El Ayuntamiento de Valencia prohíbe a una ONG distribuir alimentos a personas sin hogar en el viejo cauce
Las elevadas temperaturas han sido el argumento del Ayuntamiento de Valencia para impedir que la fundación sin ánimo de lucro Ayuda Una Familia continúe proporcionando alimentos a las personas sin hogar en el viejo cauce del Turia. Esta entidad benéfica había estado llevando a cabo esta actividad durante dos años, distribuyendo comida tres veces por semana en los jardines, hasta que el Consistorio interrumpió el servicio la semana pasada, argumentando que el calor podría comprometer la salubridad de los alimentos.
“Nos vemos obligados a anunciar que el reparto solidario de alimentos a personas sin hogar que realizábamos en el río Turia ha sido detenido. Las autoridades han prohibido continuar con esta tarea en el lugar, sin haber proporcionado hasta el momento una alternativa para seguir ayudando a quienes más lo necesitan”, se lee en un mensaje de la entidad publicado en redes sociales el pasado jueves.
Desde Ayuda Una Familia afirmaron que su labor se llevaba a cabo “de forma respetuosa, organizada y voluntaria” y que su único objetivo era “brindar un plato caliente y un gesto de dignidad a quienes viven en la calle”. “Ahora, decenas de personas quedan sin ese apoyo directo y diario que alivia su situación”, lamentaron.
La ONG exige una solución mediante el diálogo para atender a las cerca de 950 personas beneficiarias de su actividad en el viejo cauce. “Seguimos creyendo que ayudar no debería ser un problema, sino parte de la solución”, expresaron.
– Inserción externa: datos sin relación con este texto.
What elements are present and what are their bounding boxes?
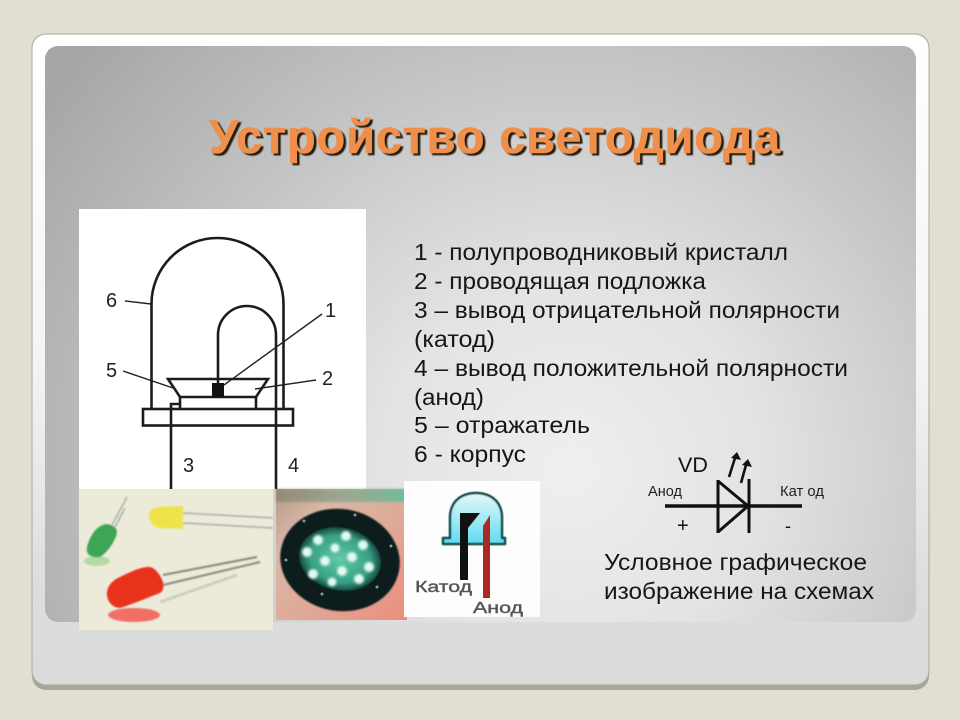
schematic caption [604, 549, 874, 604]
legend text: 3 – вывод отрицательной полярности [414, 297, 840, 323]
legend text: (катод) [414, 326, 495, 352]
green LED [84, 497, 127, 566]
legend text: 6 - корпус [414, 441, 526, 467]
schematic caption: изображение на схемах [604, 578, 874, 604]
legend text: 5 – отражатель [414, 412, 590, 438]
legend text: 4 – вывод положительной полярности [414, 355, 848, 381]
number labels: 3 [183, 455, 194, 477]
diode schematic symbol: - [785, 516, 791, 536]
legend text: (анод) [414, 384, 484, 410]
number labels: 6 [106, 290, 117, 312]
legend text [414, 239, 848, 467]
photo: LED lamp [272, 489, 408, 621]
number labels [106, 290, 336, 477]
icon: LED with cathode and anode: Катод [415, 579, 473, 596]
number labels: 2 [322, 368, 333, 390]
number labels: 1 [325, 300, 336, 322]
title: Устройство светодиода [209, 110, 781, 163]
LED structure diagram [79, 209, 366, 489]
photo: coloured LEDs [79, 489, 273, 630]
leader lines [123, 301, 322, 389]
red LED [107, 557, 260, 622]
dome casing and base [143, 238, 293, 489]
number labels: 4 [288, 455, 299, 477]
yellow LED [149, 506, 273, 529]
icon: LED with cathode and anode: Анод [473, 600, 524, 617]
schematic caption: Условное графическое [604, 549, 867, 575]
diode schematic symbol: Кат од [780, 483, 824, 500]
title: Устройство светодиода [212, 112, 783, 165]
diode schematic symbol: Анод [648, 483, 682, 500]
number labels: 5 [106, 360, 117, 382]
icon: LED with cathode and anode [404, 481, 540, 617]
grey gradient panel [45, 46, 916, 622]
light arrows [729, 452, 752, 483]
legend text: 2 - проводящая подложка [414, 268, 706, 294]
legend text: 1 - полупроводниковый кристалл [414, 239, 788, 265]
diode schematic symbol: VD [678, 453, 708, 477]
diode schematic symbol: + [677, 515, 689, 537]
semiconductor chip [212, 383, 224, 397]
diode schematic symbol [648, 452, 824, 537]
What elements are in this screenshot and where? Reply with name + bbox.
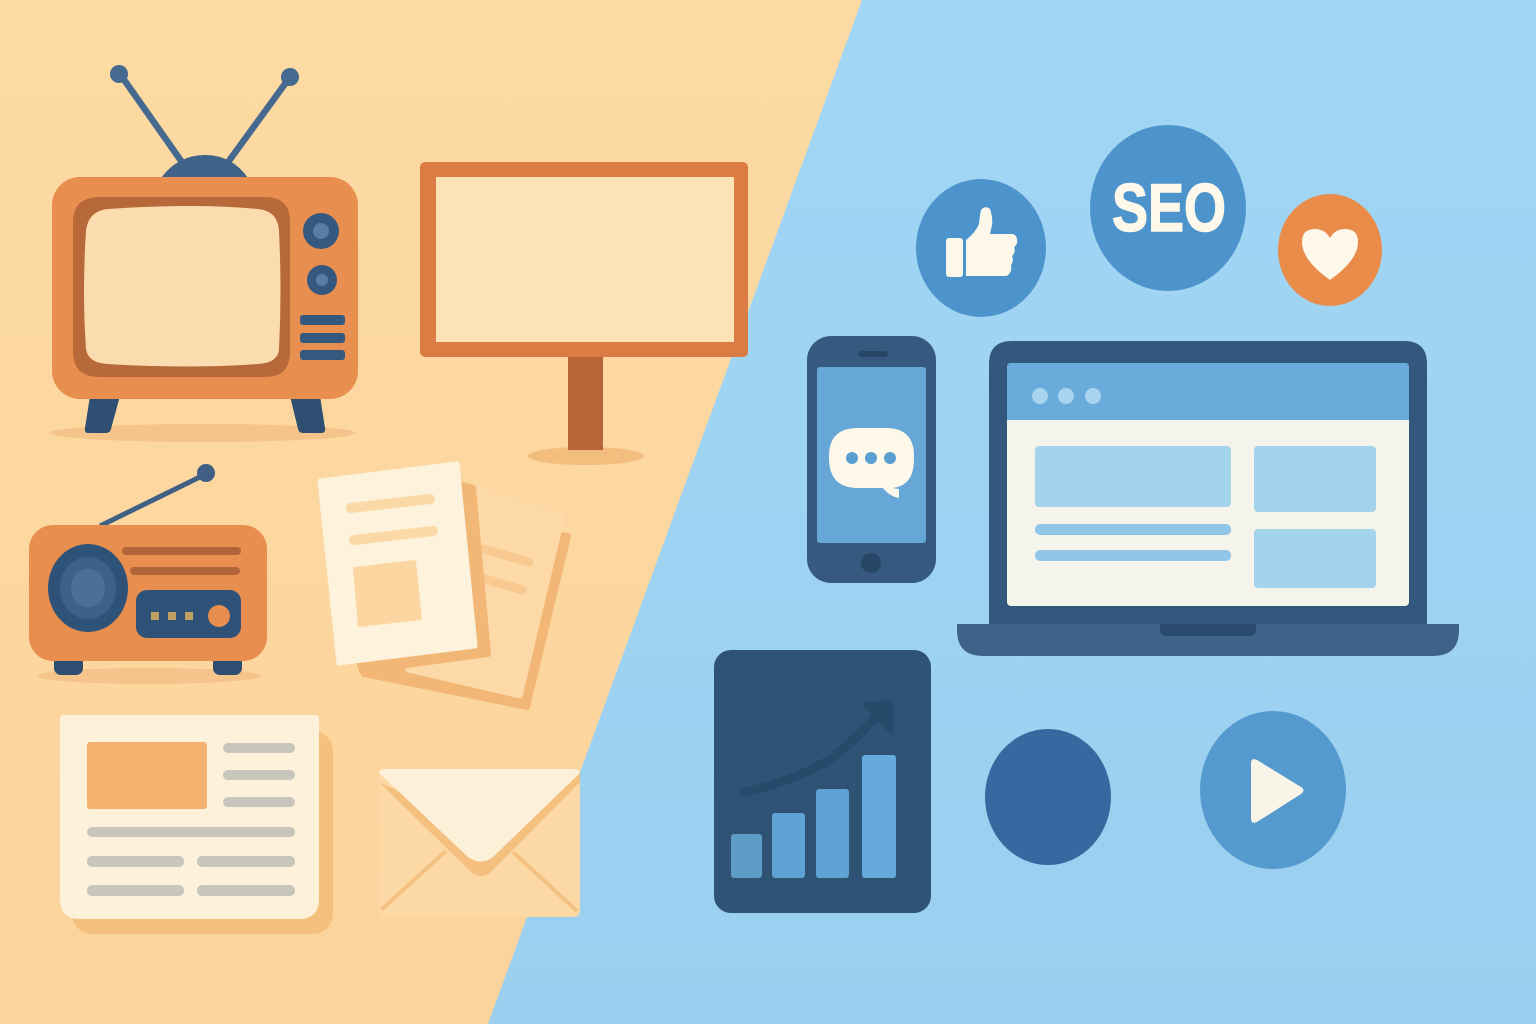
- icon: growth chart: [714, 650, 931, 913]
- icon: newspaper: [60, 715, 333, 934]
- background: traditional side: [0, 0, 862, 1024]
- icon: thumbs up: [916, 179, 1046, 317]
- icon: television: [50, 65, 358, 442]
- icon: billboard: [420, 162, 748, 465]
- icon: heart: [1278, 194, 1382, 306]
- icon: envelope: [379, 769, 580, 917]
- icon: smartphone: [807, 336, 936, 583]
- icon: blue circle: [985, 729, 1111, 865]
- icon: play button: [1200, 711, 1346, 869]
- icon: radio: [29, 464, 267, 684]
- icon: SEO badge: [1090, 125, 1246, 291]
- icon: laptop: [957, 341, 1459, 656]
- icon: flyers: [320, 464, 568, 707]
- icon: SEO badge: SEO: [1112, 170, 1226, 246]
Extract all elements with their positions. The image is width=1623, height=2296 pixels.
En su comunicado, Ayuda Una Familia también indicó que continúan buscando, “sin éxito”, un lugar donde puedan seguir repartiendo alimentos. “No pedimos grandes medios, solo un espacio donde la solidaridad no sea castigada”, señalaron.
Por su parte, fuentes municipales señalaron a LAS PROVINCIAS que el Ayuntamiento había ofrecido a la fundación un local para el reparto de alimentos, propuesta que fue rechazada. Asimismo, invitaron a la ONG a colaborar con el Banco de Alimentos o coordinarse con Servicios Sociales.
La directora de la fundación, Marisé García, conocida como “Mamá María” por la comunidad que atiende, afirmó que el Consistorio les informó que no había locales disponibles, debido a reformas. Según García, la fundación propuso al Ayuntamiento la cesión de una nave cercana al parque del Oeste, previamente ofrecida a otra entidad benéfica que la rechazó. No obstante, García asegura que el Ayuntamiento se niega a cederla a Ayuda Una Familia.
“La gente está pasando hambre”, declara García, subrayando que la fundación ha distribuido suministros en diferentes puntos de la ciudad como el Jardín Botánico, el Muvim o los jesuitas, hasta ser reubicados en el viejo cauce hace dos años. Según su hipótesis, esta reubicación se hizo “para ocultarnos, para que no nos vieran”.
García mantuvo recientemente una conversación con los Servicios Sociales municipales, quienes le comunicaron que no se permitiría la distribución de alimentos en el río ni en otras áreas de la ciudad. Según explicaron, las personas sin hogar que residían en tiendas de campaña ya contaban con opciones habitacionales ofrecidas por el Ayuntamiento, como el incremento de plazas en el Centro de Emergencias Sociales (CAES) y la activación del albergue en el barrio del Carmen.
“Estas personas me seguirán adonde vaya. Ojalá fuera a una nave donde pudieran comer con más dignidad… Pero el Ayuntamiento nunca ha hecho nada por la fundación, no nos ha proporcionado apoyo económico. Aún estoy esperando un ‘gracias’ por nuestro trabajo durante la dana”, concluyó García.